Ph. MARTINEZ : La crise est un merveilleux prétexte utilisé pour supprimer des emplois !
ENTRETIEN dans la Marseillaise
entretien exclusif
Philippe Martinez, secrétaire général de la CGT, s’exprime dans un contexte social brûlant qui aura comme point d’orgue les manifestations interprofessionnelles de ce jeudi 4 février. À Marseille, le rendez-vous est donné à 10h30 sur le Vieux-Port et à Toulon, même heure, place de la Liberté.
La Marseillaise :
À quel point êtes-vous inquiet des conséquences sociales de la crise en 2021 ?
Philippe Martinez
2021 risque d’amplifier ce qu’on a vu en 2020. La jeunesse est de plus en plus précaire avec la pauvreté qui augmente. Certains salariés sont payés à 84% depuis le premier confinement, les fins de mois sont difficiles. Il y a déjà eu beaucoup de suppressions d’emplois.
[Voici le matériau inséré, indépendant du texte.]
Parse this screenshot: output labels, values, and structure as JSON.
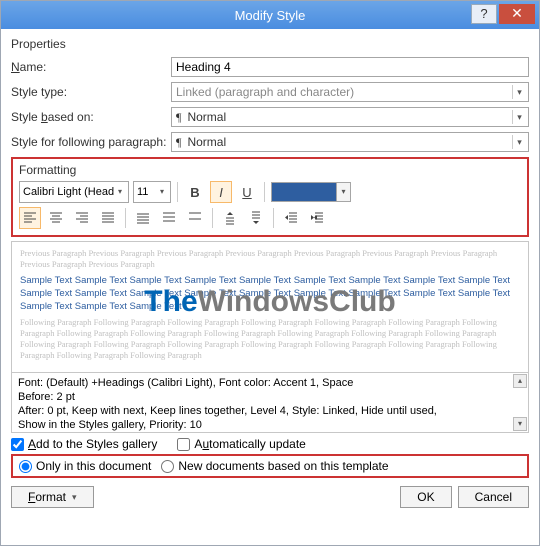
{
  "titlebar": {
    "title": "Modify Style",
    "help": "?",
    "close": "✕"
  },
  "sections": {
    "properties": "Properties",
    "formatting": "Formatting"
  },
  "labels": {
    "name": "Name:",
    "style_type": "Style type:",
    "based_on": "Style based on:",
    "following": "Style for following paragraph:"
  },
  "values": {
    "name": "Heading 4",
    "style_type": "Linked (paragraph and character)",
    "based_on": "Normal",
    "following": "Normal"
  },
  "formatting": {
    "font": "Calibri Light (Head",
    "size": "11",
    "bold": "B",
    "italic": "I",
    "underline": "U"
  },
  "preview": {
    "gray_prev": "Previous Paragraph Previous Paragraph Previous Paragraph Previous Paragraph Previous Paragraph Previous Paragraph Previous Paragraph Previous Paragraph Previous Paragraph",
    "blue": "Sample Text Sample Text Sample Text Sample Text Sample Text Sample Text Sample Text Sample Text Sample Text Sample Text Sample Text Sample Text Sample Text Sample Text Sample Text Sample Text Sample Text Sample Text Sample Text Sample Text Sample Text",
    "gray_next": "Following Paragraph Following Paragraph Following Paragraph Following Paragraph Following Paragraph Following Paragraph Following Paragraph Following Paragraph Following Paragraph Following Paragraph Following Paragraph Following Paragraph Following Paragraph Following Paragraph Following Paragraph Following Paragraph Following Paragraph Following Paragraph Following Paragraph Following Paragraph Following Paragraph Following Paragraph",
    "wm1": "The",
    "wm2": "WindowsClub"
  },
  "desc": {
    "l1": "Font: (Default) +Headings (Calibri Light), Font color: Accent 1, Space",
    "l2": "   Before:  2 pt",
    "l3": "   After:  0 pt, Keep with next, Keep lines together, Level 4, Style: Linked, Hide until used,",
    "l4": "Show in the Styles gallery, Priority: 10"
  },
  "checks": {
    "add_gallery": "Add to the Styles gallery",
    "auto_update": "Automatically update"
  },
  "radios": {
    "only_doc": "Only in this document",
    "new_docs": "New documents based on this template"
  },
  "buttons": {
    "format": "Format",
    "ok": "OK",
    "cancel": "Cancel"
  }
}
Chez Schneider ou IBM, les salariés connaissent les plans de restructuration, ce n’est pas nouveau. Pour les grands groupes, la crise est un merveilleux prétexte pour continuer à restructurer et supprimer des emplois. Sanofi est une entreprise largement financée par nos cotisations sociales et des aides publiques (CIR, CICE). Pourtant ce sont les actionnaires qui s’engraissent et les salariés qui en payent les conséquences. Leur recherche est en perdition.
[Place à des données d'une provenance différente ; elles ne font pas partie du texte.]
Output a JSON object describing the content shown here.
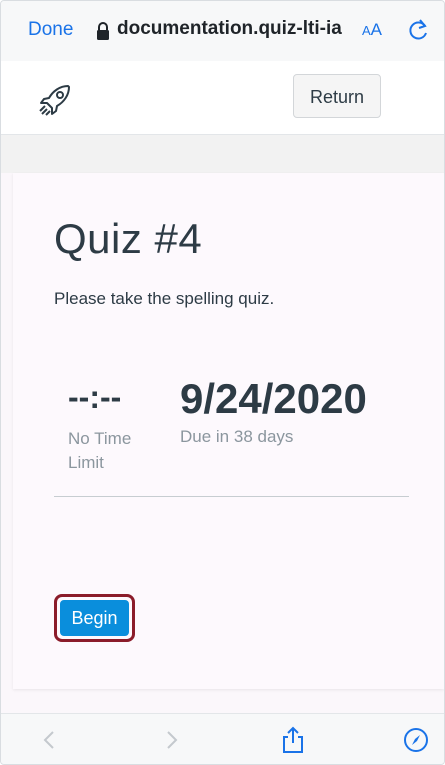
{
  "browser": {
    "done_label": "Done",
    "url": "documentation.quiz-lti-ia",
    "text_size_label_small": "A",
    "text_size_label_large": "A",
    "accent_color": "#1a73e8"
  },
  "header": {
    "logo_icon": "rocket-icon",
    "return_label": "Return"
  },
  "quiz": {
    "title": "Quiz #4",
    "description": "Please take the spelling quiz.",
    "time_limit_value": "--:--",
    "time_limit_label": "No Time Limit",
    "due_date": "9/24/2020",
    "due_label": "Due in 38 days",
    "begin_label": "Begin",
    "begin_color": "#0a8edc",
    "focus_ring_color": "#8b1c2a"
  },
  "toolbar": {
    "icons": [
      "back-icon",
      "forward-icon",
      "share-icon",
      "compass-icon"
    ]
  }
}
On a aussi besoin d’une reconquête industrielle pour qu’industrie et environnement soient compatibles. J’ai eu l’occasion d’intervenir en Paca autour du projet de la centrale de Gardanne porté par les salariés. Voilà ce que le gouvernement devrait faire. Je leur ai écrit le 17 septembre, je reste sans réponse.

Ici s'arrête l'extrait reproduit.